Mr Stewart, who headed a four-man team appointed by the FA to examine the brawl which followed United's match at Stamford Bridge last April, is aware of this latest twist. Though he declined to comment and add further fuel to the fire yesterday, he is understood to be exasperated by the way Ferguson has interpreted things.

Ferguson's response is predictable though, to judge by the way he and United feel about the way the whole Evra scandal was dealt with – and particularly the FA's decision to publish them in full before Evra had decided not to appeal against it.

The 28-page commission report found heavily in favour of Chelsea, claiming that the evidence of Ferguson's fitness coach Tony Strudwick was "exaggerated and unreliable". The commission said Ferguson's assistant, Mike Phelan, "particularly did not impress us" with his allegation that Evra had been racially abused. The statements of Phelan and the United goalkeeping coach Richard Hartis were riddled with inconsistency which "cast serious doubt on the reliability of their overall evidence", it ruled.

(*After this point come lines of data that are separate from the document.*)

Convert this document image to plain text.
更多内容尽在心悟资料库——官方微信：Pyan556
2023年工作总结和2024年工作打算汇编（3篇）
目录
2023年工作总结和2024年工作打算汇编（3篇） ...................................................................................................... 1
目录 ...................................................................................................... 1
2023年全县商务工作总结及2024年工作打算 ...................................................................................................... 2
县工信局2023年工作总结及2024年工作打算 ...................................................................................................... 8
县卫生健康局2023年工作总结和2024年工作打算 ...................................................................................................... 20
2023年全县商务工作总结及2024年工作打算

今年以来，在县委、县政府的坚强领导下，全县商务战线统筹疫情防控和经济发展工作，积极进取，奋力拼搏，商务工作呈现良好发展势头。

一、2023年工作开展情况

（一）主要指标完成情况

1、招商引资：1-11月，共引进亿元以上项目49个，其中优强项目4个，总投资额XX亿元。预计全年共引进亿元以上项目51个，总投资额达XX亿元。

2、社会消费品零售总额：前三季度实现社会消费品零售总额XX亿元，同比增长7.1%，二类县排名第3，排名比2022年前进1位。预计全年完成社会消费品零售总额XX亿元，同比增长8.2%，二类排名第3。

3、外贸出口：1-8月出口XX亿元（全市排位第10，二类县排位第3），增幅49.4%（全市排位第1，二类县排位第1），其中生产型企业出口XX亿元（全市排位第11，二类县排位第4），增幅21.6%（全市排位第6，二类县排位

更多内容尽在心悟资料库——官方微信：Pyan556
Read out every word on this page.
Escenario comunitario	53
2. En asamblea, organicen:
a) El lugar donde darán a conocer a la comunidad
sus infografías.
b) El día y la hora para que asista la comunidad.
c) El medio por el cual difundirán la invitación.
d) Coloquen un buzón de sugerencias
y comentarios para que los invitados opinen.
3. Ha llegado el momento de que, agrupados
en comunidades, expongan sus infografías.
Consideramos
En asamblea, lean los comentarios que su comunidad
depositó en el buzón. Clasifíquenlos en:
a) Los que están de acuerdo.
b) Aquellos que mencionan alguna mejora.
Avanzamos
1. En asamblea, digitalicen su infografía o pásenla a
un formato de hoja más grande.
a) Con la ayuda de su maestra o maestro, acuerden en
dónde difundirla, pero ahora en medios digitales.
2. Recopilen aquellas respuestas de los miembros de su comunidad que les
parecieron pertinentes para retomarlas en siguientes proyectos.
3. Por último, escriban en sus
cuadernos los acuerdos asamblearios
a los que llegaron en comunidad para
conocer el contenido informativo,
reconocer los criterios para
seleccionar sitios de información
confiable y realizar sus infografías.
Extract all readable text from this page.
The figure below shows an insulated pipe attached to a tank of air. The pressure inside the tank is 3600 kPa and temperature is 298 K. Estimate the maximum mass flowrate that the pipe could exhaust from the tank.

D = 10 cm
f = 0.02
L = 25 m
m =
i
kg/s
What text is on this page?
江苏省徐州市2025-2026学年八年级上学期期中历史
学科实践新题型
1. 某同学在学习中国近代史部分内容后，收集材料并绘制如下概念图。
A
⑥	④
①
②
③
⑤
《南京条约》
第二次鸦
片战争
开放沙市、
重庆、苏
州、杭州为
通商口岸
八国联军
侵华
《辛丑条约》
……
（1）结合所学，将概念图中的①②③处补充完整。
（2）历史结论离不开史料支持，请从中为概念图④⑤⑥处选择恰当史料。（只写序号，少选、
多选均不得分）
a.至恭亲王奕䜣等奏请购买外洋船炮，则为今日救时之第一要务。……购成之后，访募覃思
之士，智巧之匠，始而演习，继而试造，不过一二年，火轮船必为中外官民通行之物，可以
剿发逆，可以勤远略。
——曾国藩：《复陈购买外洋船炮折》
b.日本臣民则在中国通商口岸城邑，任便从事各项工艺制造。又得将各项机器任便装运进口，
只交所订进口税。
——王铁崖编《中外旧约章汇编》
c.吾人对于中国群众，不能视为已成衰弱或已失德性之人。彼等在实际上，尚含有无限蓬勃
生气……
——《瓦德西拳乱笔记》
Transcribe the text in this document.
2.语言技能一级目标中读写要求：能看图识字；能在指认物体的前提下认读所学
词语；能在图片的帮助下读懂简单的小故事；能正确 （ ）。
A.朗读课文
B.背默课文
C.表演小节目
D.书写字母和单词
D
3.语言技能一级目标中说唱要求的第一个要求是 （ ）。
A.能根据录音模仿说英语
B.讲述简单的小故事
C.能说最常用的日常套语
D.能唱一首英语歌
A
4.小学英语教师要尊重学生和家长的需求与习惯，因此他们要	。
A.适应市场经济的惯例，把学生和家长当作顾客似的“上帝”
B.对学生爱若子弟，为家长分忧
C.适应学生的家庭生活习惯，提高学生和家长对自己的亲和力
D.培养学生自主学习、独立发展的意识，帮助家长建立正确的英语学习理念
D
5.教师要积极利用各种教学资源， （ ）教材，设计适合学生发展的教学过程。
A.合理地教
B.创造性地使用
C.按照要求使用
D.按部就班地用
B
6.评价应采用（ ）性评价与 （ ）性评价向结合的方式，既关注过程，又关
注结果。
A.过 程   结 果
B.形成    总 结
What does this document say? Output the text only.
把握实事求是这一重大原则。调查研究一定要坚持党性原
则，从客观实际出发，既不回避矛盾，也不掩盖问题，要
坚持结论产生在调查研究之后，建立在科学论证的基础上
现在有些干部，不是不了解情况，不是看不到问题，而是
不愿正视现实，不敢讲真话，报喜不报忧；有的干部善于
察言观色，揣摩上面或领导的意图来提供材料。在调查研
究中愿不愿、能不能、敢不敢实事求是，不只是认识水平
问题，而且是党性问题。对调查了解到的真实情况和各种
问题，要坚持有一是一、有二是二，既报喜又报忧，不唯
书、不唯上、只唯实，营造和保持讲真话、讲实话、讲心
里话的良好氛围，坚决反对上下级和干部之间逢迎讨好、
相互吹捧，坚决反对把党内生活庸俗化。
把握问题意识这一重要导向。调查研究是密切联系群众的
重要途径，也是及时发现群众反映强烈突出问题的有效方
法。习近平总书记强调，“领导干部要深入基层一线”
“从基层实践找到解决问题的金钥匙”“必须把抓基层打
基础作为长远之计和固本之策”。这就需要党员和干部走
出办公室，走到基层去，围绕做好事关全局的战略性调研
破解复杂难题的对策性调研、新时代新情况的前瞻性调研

United declared Evra's four-match ban as "a very poor decision" and "unduly harsh", but decided not to appeal and instead be bound by the rules of the FA.

The decision to remove a section of his programme notes will surprise many who consider Ferguson to enjoy autocratic power at Old Trafford. Far from it where the notes are concerned. At least two levels of management view them before they reach Gill.

Ferguson still managed to get some of his views on Evra into the programme. "I am shocked by the four-match ban handed out to Patrice following the incident at Stamford Bridge that saw him at odds with one of their groundsman," was all that remained. "It's gone now of course." Evra returned to action on Sunday and supplied the second goal.